The upload script looks like this:

apiVersion: v1
kind: ConfigMap
metadata:
  name: thanos-util
data:
  thanos-oneoff.sh: |
    # We use the jq tool to parse JSON and retrieve properties
    wget -O /jq https://github.com/stedolan/jq/releases/download/jq-1.6/jq-linux64
    chmod +x /jq

    # Trigger a prometheus snapshot.
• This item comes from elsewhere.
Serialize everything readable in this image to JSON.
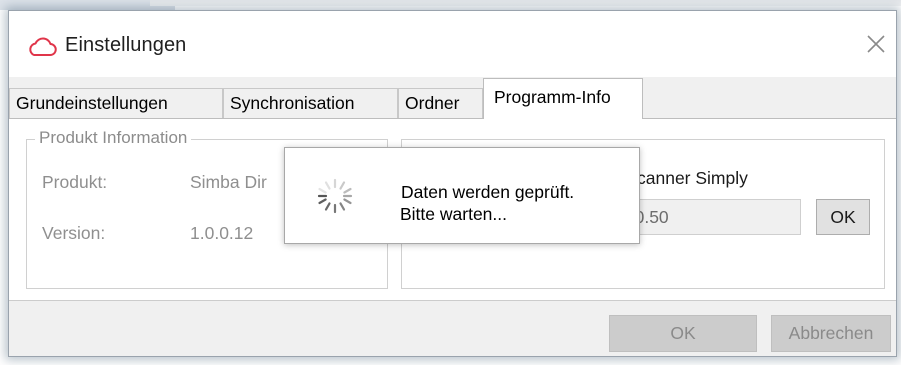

Store directory path of snapshot to
    # /snap.dir file.
    wget -O /snap.json --post-data '' http://localhost:9090/api/v1/admin/tsdb/snapshot
    cat /snap.json | /jq '.data.name | "/prometheus/data/snapshots/\(.)/"' | sed 's/"//g' > /snap.dir
    ls -l `cat /snap.dir`

    # Run thanos to perform upload ...
    # We can't make thanos exit after uploading the snapshot, so we need
    # to start it as a daemon, check its progress and then kill it
    thanos sidecar --tsdb.path `cat /snap.json | /jq '.data.name | "/prometheus/data/snapshots/\(.)/"' | sed 's/"//g'` \
      --prometheus.url "http://localhost:9090" \
      --http-address="0.0.0.0:10903" --grpc-address="0.0.0.0:10904" \
      --objstore.config-file=/thanos-config/s3.yaml &
    
    # Check every N seconds if now all blocks (directories in the snapshot
    # directory) are uploaded by Thanos by checking the thanos.shipper.json
    # file.
    touch /notdone
    while [ -f /notdone ]; do 
      sleep 5
      rm /notdone
      # If any of the directories doesn't show up in the shipper.json, then a
      # file /notdone is created
      for x in `ls $(cat /snap.dir) | grep -v missing | grep -v thanos`; do if ! cat `cat /snap.dir`thanos.shipper.json | grep $x; then touch /notdone; fi  done
    done
    # We are done, kill thanos
    killall thanos

And the Prometheus+Thanos Pod may look like this:

apiVersion: apps/v1
kind: Deployment
metadata:
  name: prometheus-deploy
  labels:
    app: prometheus
spec:
  replicas: 1
  selector:
    matchLabels:
      app: prometheus
  template:
    metadata:
      labels:
        app: prometheus
    spec:
      volumes:
      - name: shared-volume
        emptyDir: {}
      - name: config-volume
        configMap:
          name: prometheus-config
      - name: thanos-config
        configMap:
          name: thanos-config
      - name: thanos-util
        configMap:
          name: thanos-util
      - name: data-volume
        emptyDir: {}

      containers:

      - name: prometheus
        image: prom/prometheus
        volumeMounts:
        - name: data-volume
          mountPath: /prometheus/data
        - name: shared-volume
          mountPath: /prom-config-server
        - name: config-volume
          mountPath: /prom-config
        args:
        - "--config.file=/prom-config/prometheus.yml"
        - --web.enable-lifecycle
        # Thanos wants us to fix the window to 2h to not have compaction
        - --storage.tsdb.min-block-duration=2h
        - --storage.tsdb.max-block-duration=2h
        # Enable the admin API so that we can trigger a snapshot
        - --web.enable-admin-api
        ports:
        - containerPort: 9090

      - name: thanos
        image: thanosio/thanos:v0.8.0
        command: ['sh']
        args: ["-c", "while true; do date; echo hello, world!; sleep 60; done"]
        volumeMounts:
        - name: data-volume
          mountPath: /prometheus/data
        - name: shared-volume
          mountPath: /prom-config-server
        - name: config-volume
          mountPath: /prom-config
        - name: thanos-config
          mountPath: /thanos-config
        - name: thanos-util
          mountPath: /thanos-util

      # Any further sidecars, e.g. for service discovery, may go here

Thanos Store + Query, Grafana

Thanos Store and Query, combined with Grafana are run unmodified in a separate infrastructure. It can be run long-term or spawned on-demand as ephemeral infrastructure. It doesn't run Prometheus as there is no live system to be monitored. Instead, the entire purpose is to be able to view historic data from all benchmark runs ever done.